I already talked about why Batfinger was stupid in my recap or my musings or something, but I’ll reiterate. For one, he trusted a raven to tell Roose Bolton that he had the #1 fugitive in Westeros (which is idiotic for numerous reasons), but he couldn’t trust a raven to King’s Landing to tell Carol about it? Or did he want to be there in person to suggest the Vale Lords? Because he probably could have included all of that in a letter. Secondly, Carol clearly isn’t fact-checking. She thought Batfinger was still in the Eyrie (and he knew this). So what’s to stop him from say, not sending Sansa to Winterfell, but just telling Carol the Boltons are having this wedding and can he send the Vale Lords? Or how about this: why doesn’t he just not say anything, and send the Vale Lords to clean up after the Boltons vs. Stannis and claim Winterfell no matter what? Because literally the only way this plot makes sense is if Batfinger legitimately wants to kill Sansa at the end of all of this.
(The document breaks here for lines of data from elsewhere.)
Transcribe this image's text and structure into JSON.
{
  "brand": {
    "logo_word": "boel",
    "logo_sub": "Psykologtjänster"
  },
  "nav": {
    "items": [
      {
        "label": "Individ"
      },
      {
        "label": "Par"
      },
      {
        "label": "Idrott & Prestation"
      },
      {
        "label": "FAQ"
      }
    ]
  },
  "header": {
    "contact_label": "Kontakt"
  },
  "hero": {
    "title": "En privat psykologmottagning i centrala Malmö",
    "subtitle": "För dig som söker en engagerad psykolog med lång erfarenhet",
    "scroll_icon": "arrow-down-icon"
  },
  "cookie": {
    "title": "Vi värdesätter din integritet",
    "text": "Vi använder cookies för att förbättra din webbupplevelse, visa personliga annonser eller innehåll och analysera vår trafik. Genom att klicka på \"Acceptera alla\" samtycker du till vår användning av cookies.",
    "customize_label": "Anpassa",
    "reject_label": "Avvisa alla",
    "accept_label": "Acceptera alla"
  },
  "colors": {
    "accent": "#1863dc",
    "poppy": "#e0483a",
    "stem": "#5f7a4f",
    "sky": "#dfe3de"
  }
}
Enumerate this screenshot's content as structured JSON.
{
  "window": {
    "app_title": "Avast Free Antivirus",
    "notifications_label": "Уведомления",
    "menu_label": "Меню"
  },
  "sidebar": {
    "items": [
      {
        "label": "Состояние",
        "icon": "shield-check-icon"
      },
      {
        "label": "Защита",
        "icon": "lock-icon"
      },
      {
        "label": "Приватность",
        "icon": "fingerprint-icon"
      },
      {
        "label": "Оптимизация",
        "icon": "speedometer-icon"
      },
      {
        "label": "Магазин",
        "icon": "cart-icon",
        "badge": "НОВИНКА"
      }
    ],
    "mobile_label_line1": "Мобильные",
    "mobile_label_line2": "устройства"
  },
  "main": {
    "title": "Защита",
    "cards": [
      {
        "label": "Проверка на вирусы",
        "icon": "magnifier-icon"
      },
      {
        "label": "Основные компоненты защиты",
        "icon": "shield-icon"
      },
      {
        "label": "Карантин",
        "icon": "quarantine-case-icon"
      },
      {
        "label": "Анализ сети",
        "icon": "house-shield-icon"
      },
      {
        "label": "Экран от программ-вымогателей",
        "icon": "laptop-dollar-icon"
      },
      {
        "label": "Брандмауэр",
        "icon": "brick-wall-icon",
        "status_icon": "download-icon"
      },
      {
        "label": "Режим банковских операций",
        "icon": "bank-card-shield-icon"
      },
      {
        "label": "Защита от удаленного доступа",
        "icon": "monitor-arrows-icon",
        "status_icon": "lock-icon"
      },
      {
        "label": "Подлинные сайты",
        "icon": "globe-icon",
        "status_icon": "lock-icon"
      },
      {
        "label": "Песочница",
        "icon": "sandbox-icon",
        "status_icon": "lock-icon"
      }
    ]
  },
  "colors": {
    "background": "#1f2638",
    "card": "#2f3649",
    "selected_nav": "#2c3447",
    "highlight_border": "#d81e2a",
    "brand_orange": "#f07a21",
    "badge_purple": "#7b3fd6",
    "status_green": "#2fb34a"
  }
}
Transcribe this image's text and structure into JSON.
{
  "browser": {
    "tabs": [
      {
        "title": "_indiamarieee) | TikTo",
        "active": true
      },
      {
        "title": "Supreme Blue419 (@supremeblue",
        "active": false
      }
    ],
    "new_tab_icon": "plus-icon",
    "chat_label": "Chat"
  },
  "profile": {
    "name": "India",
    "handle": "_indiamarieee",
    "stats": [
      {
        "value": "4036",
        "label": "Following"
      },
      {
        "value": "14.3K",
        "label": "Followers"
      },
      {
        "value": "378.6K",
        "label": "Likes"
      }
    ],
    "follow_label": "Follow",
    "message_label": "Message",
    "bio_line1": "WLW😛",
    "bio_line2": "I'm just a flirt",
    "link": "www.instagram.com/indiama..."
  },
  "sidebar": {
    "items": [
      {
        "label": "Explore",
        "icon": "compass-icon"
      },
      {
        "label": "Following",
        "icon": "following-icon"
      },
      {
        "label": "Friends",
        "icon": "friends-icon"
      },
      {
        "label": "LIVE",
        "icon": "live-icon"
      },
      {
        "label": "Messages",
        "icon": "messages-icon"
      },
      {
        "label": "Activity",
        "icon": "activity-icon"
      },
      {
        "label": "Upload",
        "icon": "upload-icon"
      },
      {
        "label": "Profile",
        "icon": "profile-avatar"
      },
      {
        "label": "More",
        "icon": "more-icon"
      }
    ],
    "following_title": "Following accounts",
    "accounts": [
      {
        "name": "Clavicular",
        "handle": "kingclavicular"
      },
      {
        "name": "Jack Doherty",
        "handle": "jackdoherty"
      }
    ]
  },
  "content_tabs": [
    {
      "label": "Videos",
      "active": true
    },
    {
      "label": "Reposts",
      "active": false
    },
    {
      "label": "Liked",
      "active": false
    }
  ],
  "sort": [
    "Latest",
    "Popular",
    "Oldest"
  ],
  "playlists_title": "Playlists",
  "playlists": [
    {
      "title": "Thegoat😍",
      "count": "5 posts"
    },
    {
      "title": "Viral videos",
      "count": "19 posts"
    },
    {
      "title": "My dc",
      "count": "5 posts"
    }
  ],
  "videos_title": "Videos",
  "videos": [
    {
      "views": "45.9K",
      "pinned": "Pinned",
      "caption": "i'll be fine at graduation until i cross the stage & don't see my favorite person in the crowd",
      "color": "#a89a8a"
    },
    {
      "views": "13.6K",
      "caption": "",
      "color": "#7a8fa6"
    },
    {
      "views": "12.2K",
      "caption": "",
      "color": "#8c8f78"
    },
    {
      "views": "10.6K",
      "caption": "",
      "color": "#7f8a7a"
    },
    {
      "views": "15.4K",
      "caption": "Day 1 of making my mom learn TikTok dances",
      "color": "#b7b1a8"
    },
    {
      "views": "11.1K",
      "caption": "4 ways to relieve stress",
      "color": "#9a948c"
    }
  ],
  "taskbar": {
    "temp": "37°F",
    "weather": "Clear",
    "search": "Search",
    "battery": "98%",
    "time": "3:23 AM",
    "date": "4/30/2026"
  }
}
Maybe I am super mis-reading everything, but that happens to be the one thing I am sure he wouldn’t do.

So…Batfinger was down in King’s Landing because they wanted Sansa to be alone in Winterfell. That’s what happened. We can agree, right?

3. Olenna marches in and demands that her family’s heir be released, and Carol is all “you’re bluffing, you don’t want war again.” And then Olenna seems to agree with that sentiment. So…seriously? There really wouldn’t be a repercussion against the Lannisters (or the Sparrows) for arresting the Heir to Highgarden? If the Tyrells won’t go to war over the future of their House, what will they go to war for? And WHY was Olenna brought back other than to talk about shit and tarts? Oh wait…that is why.

4. Clearly Olyvar told the High Sparrow about being with Loras and Marg knowing ahead of times, because that’s how the High Sparrow knew to ask those questions. Does that mean the High Sparrow is Carol’s lackey? Because wtf would he gain from arresting the Queen and pissing her off? He didn’t have to question her; it was a clear perjury trap. So what was his beef with her? Or is it that she tolerates gay people so therefore she must go…ya know…the worst crime and all.

 5. It is total he-said-she-said, especially for whether Marg ever witnessed anything because it’s not like she has a birthmark that can be discussed. Even more, it’s 2-1 he-said-she-said where we have the word of the Queen and the Heir of Highgarden vs. a random squire/sex worker. Why would anyone believe him?

6. Squires see their knights naked. Even if they didn’t, no one bothered to check for the birthmark before carting everyone away.

7. This is where aging up Tommen doesn’t really work. He just sat there.

At least it wasn’t as actively insulting to our intelligence as Dorne?